On April 2, the WHO warned that travellers should avoid the southern Chinese province of Guangdong, where the disease is believed to have originated, and Hong Kong, where 105 people have died of Sars.
"Today, we're recommending that people who have unnecessary travel to Shanxi, to Beijing and to Toronto postpone that travel if possible.
"This is because, as was the case for Hong Kong and Guangdong, these areas now have quite a high magnitude of disease, a great risk of transmission locally - outside of the usual health workers - and they have also been exporting cases to other countries," said Dr Heymann. He added that one other country, which he did not name, could be added to the travel warning list by Monday.
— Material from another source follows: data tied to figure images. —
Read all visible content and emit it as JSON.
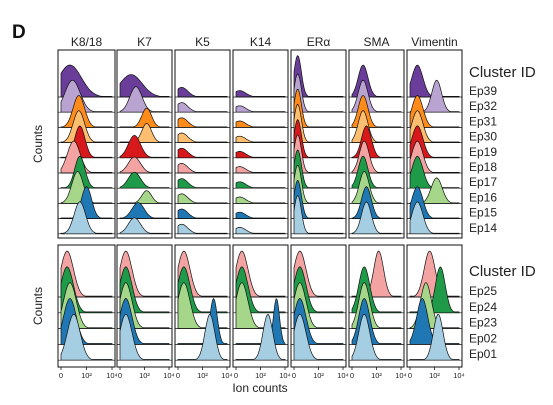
{
  "panel_label": "D",
  "colors": {
    "Ep39": "#6a3d9a",
    "Ep32": "#b9a3d1",
    "Ep31": "#ff8c1a",
    "Ep30": "#fdbf6f",
    "Ep19": "#d7191c",
    "Ep18": "#f4a3a3",
    "Ep17": "#1f9a48",
    "Ep16": "#a6d68a",
    "Ep15": "#1f78b4",
    "Ep14": "#a6cee3",
    "Ep25": "#f4a3a3",
    "Ep24": "#1f9a48",
    "Ep23": "#a6d68a",
    "Ep02": "#1f78b4",
    "Ep01": "#a6cee3"
  },
  "chart_data": [
    {
      "type": "ridgeline-histogram",
      "markers": [
        "K8/18",
        "K7",
        "K5",
        "K14",
        "ERα",
        "SMA",
        "Vimentin"
      ],
      "legend_title": "Cluster ID",
      "clusters": [
        "Ep39",
        "Ep32",
        "Ep31",
        "Ep30",
        "Ep19",
        "Ep18",
        "Ep17",
        "Ep16",
        "Ep15",
        "Ep14"
      ],
      "ylabel": "Counts",
      "xscale": "log",
      "xlim": [
        1,
        10000
      ],
      "peaks": {
        "Ep39": [
          [
            5,
            1.0,
            0.9
          ],
          [
            8,
            0.7,
            0.9
          ],
          [
            2,
            0.3,
            0.5
          ],
          [
            2,
            0.2,
            0.5
          ],
          [
            2,
            1.3,
            0.3
          ],
          [
            8,
            1.0,
            0.4
          ],
          [
            4,
            1.0,
            0.45
          ]
        ],
        "Ep32": [
          [
            8,
            1.0,
            0.6
          ],
          [
            20,
            0.8,
            0.5
          ],
          [
            2,
            0.3,
            0.5
          ],
          [
            2,
            0.2,
            0.5
          ],
          [
            2,
            1.2,
            0.3
          ],
          [
            8,
            1.0,
            0.4
          ],
          [
            150,
            1.0,
            0.4
          ]
        ],
        "Ep31": [
          [
            25,
            1.0,
            0.45
          ],
          [
            150,
            0.6,
            0.4
          ],
          [
            2,
            0.3,
            0.5
          ],
          [
            2,
            0.2,
            0.5
          ],
          [
            2,
            1.2,
            0.3
          ],
          [
            8,
            1.0,
            0.4
          ],
          [
            4,
            1.0,
            0.45
          ]
        ],
        "Ep30": [
          [
            25,
            1.0,
            0.45
          ],
          [
            150,
            0.6,
            0.4
          ],
          [
            2,
            0.3,
            0.5
          ],
          [
            2,
            0.2,
            0.5
          ],
          [
            2,
            1.2,
            0.3
          ],
          [
            8,
            1.0,
            0.4
          ],
          [
            4,
            1.0,
            0.45
          ]
        ],
        "Ep19": [
          [
            30,
            1.0,
            0.4
          ],
          [
            15,
            0.7,
            0.5
          ],
          [
            2,
            0.3,
            0.5
          ],
          [
            2,
            0.2,
            0.5
          ],
          [
            2,
            1.2,
            0.3
          ],
          [
            15,
            1.0,
            0.4
          ],
          [
            4,
            1.0,
            0.45
          ]
        ],
        "Ep18": [
          [
            10,
            1.0,
            0.5
          ],
          [
            15,
            0.5,
            0.5
          ],
          [
            2,
            0.3,
            0.5
          ],
          [
            2,
            0.2,
            0.5
          ],
          [
            2,
            1.2,
            0.3
          ],
          [
            10,
            1.0,
            0.4
          ],
          [
            4,
            1.0,
            0.45
          ]
        ],
        "Ep17": [
          [
            30,
            1.0,
            0.4
          ],
          [
            15,
            0.5,
            0.5
          ],
          [
            2,
            0.3,
            0.5
          ],
          [
            2,
            0.2,
            0.5
          ],
          [
            2,
            1.2,
            0.3
          ],
          [
            8,
            1.0,
            0.4
          ],
          [
            4,
            1.0,
            0.45
          ]
        ],
        "Ep16": [
          [
            20,
            1.0,
            0.45
          ],
          [
            150,
            0.4,
            0.4
          ],
          [
            2,
            0.3,
            0.5
          ],
          [
            2,
            0.2,
            0.5
          ],
          [
            2,
            1.2,
            0.3
          ],
          [
            10,
            1.0,
            0.4
          ],
          [
            150,
            0.8,
            0.45
          ]
        ],
        "Ep15": [
          [
            100,
            1.0,
            0.4
          ],
          [
            30,
            0.5,
            0.5
          ],
          [
            2,
            0.3,
            0.5
          ],
          [
            2,
            0.2,
            0.5
          ],
          [
            2,
            1.2,
            0.3
          ],
          [
            15,
            1.0,
            0.4
          ],
          [
            4,
            1.0,
            0.45
          ]
        ],
        "Ep14": [
          [
            30,
            1.0,
            0.45
          ],
          [
            15,
            0.5,
            0.5
          ],
          [
            2,
            0.3,
            0.5
          ],
          [
            2,
            0.2,
            0.5
          ],
          [
            2,
            1.2,
            0.3
          ],
          [
            15,
            1.0,
            0.4
          ],
          [
            4,
            1.0,
            0.45
          ]
        ]
      }
    },
    {
      "type": "ridgeline-histogram",
      "markers": [
        "K8/18",
        "K7",
        "K5",
        "K14",
        "ERα",
        "SMA",
        "Vimentin"
      ],
      "legend_title": "Cluster ID",
      "clusters": [
        "Ep25",
        "Ep24",
        "Ep23",
        "Ep02",
        "Ep01"
      ],
      "ylabel": "Counts",
      "xlabel": "Ion counts",
      "xscale": "log",
      "xlim": [
        1,
        10000
      ],
      "xticks": [
        "0",
        "10²",
        "10⁴"
      ],
      "peaks": {
        "Ep25": [
          [
            3,
            1.0,
            0.5
          ],
          [
            3,
            1.0,
            0.5
          ],
          [
            3,
            1.0,
            0.5
          ],
          [
            3,
            1.0,
            0.5
          ],
          [
            3,
            1.0,
            0.5
          ],
          [
            150,
            1.0,
            0.4
          ],
          [
            40,
            1.0,
            0.45
          ]
        ],
        "Ep24": [
          [
            3,
            1.0,
            0.5
          ],
          [
            3,
            1.0,
            0.5
          ],
          [
            3,
            1.0,
            0.5
          ],
          [
            3,
            1.0,
            0.5
          ],
          [
            3,
            1.0,
            0.5
          ],
          [
            10,
            1.0,
            0.45
          ],
          [
            300,
            1.0,
            0.4
          ]
        ],
        "Ep23": [
          [
            5,
            1.0,
            0.5
          ],
          [
            3,
            1.0,
            0.5
          ],
          [
            3,
            1.0,
            0.5
          ],
          [
            3,
            1.0,
            0.5
          ],
          [
            3,
            1.0,
            0.5
          ],
          [
            10,
            1.0,
            0.45
          ],
          [
            20,
            1.0,
            0.45
          ]
        ],
        "Ep02": [
          [
            5,
            1.0,
            0.5
          ],
          [
            3,
            1.0,
            0.5
          ],
          [
            800,
            1.0,
            0.3
          ],
          [
            2000,
            1.0,
            0.25
          ],
          [
            3,
            1.0,
            0.5
          ],
          [
            10,
            1.0,
            0.45
          ],
          [
            10,
            1.0,
            0.45
          ]
        ],
        "Ep01": [
          [
            10,
            1.0,
            0.5
          ],
          [
            3,
            1.0,
            0.5
          ],
          [
            400,
            1.0,
            0.4
          ],
          [
            400,
            1.0,
            0.4
          ],
          [
            3,
            1.0,
            0.5
          ],
          [
            10,
            1.0,
            0.45
          ],
          [
            200,
            1.0,
            0.4
          ]
        ]
      }
    }
  ]
}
More than 4,000 people have been infected with Sars worldwide. At least 251 have died, most of them in mainland China and Hong Kong.
Canada is the only country outside Asia to have recorded deaths from Sars. Officials in Toronto announced today that a 64-year-old man had become the 15th person in the country to die of the illness.
"Toronto last week had an exportation which set up a cluster of five cases in health workers in another country. This is what called it again to our attention," said Dr Heymann, who spoke by telephone from Thailand. He would not reveal where the disease had spread to from the Canadian city, or the two locations in China.
Toronto has reported 136 Sars cases, while Beijing has reported 482. In Shanxi, just to the west of the capital, 120 people have been reported as ill.
The Chinese island province of Hainan, which has not reported any Sars cases, suspended airline links with Hong Kong and foreign countries in an attempt to keep out the disease, the official Xinhua News Agency said today. It was not immediately clear how many flights or destinations would be affected.
In Beijing, an infrared body temperature scanner has been set up at the capital's airport to check passengers for fever, a Sars symptom, news reports said. The reports added that similar devices are to be set up at train stations and airports in Shanghai, the county's biggest city.